How Generative AI Eliminates the Web2 Back Office

Martin and Tarmo enumerate the specific Web2 back-office functions that generative AI is directly positioned to automate. Each represents a category of work that was previously human-dependent and can now be handled by LLM-based systems with full automation.

Support ticket automation represents the most immediate application. Companies accumulate years of historical support ticket data — questions, responses, resolution paths, escalation patterns. Fine-tuning an LLM on this proprietary corpus creates an agent that handles support queries with the same accuracy as trained human agents, at zero marginal cost per ticket. As Tarmo explains: “All you have to do is take your own support tickets, add it as additional training data, retrain the large language model, and you have an AI agent which can solve support tickets. And you have full automation.”

Phone, Email, Compliance, and Log File Processing

Service channel automation extends the same principle to voice. Speech-to-text technology converts customer calls to text; the LLM processes the text and generates a response; text-to-speech technology converts the response back to voice. The result is a call centre that requires no human agents for routine inquiries. Email processing follows the same pattern. Letter processing adds OCR to convert paper documents to text before LLM processing. Compliance automation applies the most transformative potential: hundreds or thousands of pages of compliance documentation can be ingested as LLM training data, enabling automated compliance checks that previously required human specialists. Beyond all of these, log file analysis enables AI automation of everything that happens within a Web2 company’s systems — every transaction, every user interaction, every system event leaves a trace that an LLM trained on historical patterns can monitor and respond to automatically. As Martin summarises: “What is going to happen is that in Web2 companies, everything what is happening is in log files. You can take these log files and train your AI agent on these log files. And what it means is we can automate everything what happens in your Web2 company’s back office.”

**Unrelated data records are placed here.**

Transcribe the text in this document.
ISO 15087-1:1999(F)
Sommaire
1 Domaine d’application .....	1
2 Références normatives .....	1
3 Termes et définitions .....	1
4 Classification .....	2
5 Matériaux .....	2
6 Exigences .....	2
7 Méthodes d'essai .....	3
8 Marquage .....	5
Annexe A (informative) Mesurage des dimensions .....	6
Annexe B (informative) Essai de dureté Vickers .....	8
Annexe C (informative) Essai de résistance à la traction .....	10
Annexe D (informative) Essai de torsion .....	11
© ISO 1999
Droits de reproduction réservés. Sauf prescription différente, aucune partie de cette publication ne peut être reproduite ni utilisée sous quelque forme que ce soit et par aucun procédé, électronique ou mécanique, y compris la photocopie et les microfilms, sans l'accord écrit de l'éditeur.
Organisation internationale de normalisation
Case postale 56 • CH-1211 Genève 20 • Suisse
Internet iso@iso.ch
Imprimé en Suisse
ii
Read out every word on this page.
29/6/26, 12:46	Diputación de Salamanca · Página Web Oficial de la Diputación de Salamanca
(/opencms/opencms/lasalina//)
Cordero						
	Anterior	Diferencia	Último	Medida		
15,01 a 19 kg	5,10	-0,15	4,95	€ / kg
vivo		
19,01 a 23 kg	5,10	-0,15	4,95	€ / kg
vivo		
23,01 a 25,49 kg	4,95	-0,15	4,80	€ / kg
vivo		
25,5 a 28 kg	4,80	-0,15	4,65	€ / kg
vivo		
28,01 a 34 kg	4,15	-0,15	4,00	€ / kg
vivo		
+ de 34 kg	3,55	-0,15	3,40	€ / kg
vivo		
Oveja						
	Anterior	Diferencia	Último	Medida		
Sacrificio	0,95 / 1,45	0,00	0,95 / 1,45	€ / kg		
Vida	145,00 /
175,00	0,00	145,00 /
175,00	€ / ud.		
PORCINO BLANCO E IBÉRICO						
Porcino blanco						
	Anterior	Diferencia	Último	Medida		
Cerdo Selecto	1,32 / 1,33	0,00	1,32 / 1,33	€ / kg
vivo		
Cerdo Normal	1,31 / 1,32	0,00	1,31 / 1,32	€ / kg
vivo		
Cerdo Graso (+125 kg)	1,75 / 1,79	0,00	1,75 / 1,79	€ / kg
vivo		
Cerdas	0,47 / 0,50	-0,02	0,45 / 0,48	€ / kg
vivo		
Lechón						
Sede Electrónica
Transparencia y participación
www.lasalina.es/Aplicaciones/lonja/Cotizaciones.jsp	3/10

Web3 Is Already 100% Automated — Generative AI Has Nothing to Do

The insight that follows from the Web2 back-office analysis is simple but profound: if generative AI’s value is in automating work that is currently done manually by humans, and if Web3 companies have no human back-office workers because their business logic runs entirely on smart contracts, then generative AI has no application in genuine Web3 companies. You cannot automate something that is already automated.

As Tarmo states directly: “In Web three, we have already full automation. Web three is fully automated. It is fully digitalized. And if you now want to automate it even more, you can’t automate it. It’s already 100% automated. You can’t automate something 101%.” Martin extends the logical implication: “So all this automation potential is already done. Web three business models are built in a way that everything is fully automated. This is now the big difference to Web two.” The consequence for companies claiming to combine blockchain with generative AI is uncomfortable but unavoidable.

If You’re Using Generative AI in “Web3” — You’re Probably Not Web3

Tarmo makes the definitional implication explicit: “What can we then optimise with generative AI in a Web three? The answer is obvious. There is nothing you can optimise anymore in Web three with generative AI because it is fully automated. And there are so many words now — generative AI and Web three. But then it means these companies are not Web three. Web three companies are fully automated. 100% automated. Fully digitalized. If you are doing generative AI on the Web three, then the question is — are you a Web3 company? Maybe you are a Web two company who just wants to make some cool branding in Web three.” This is not an academic distinction. Investors who allocate capital to blockchain AI projects on the basis of the LLM + blockchain narrative should ask which specific back-office function the AI is automating — and why that function requires a blockchain. For more on the realistic intersection of AI and blockchain, see our Vitalik AI paper analysis.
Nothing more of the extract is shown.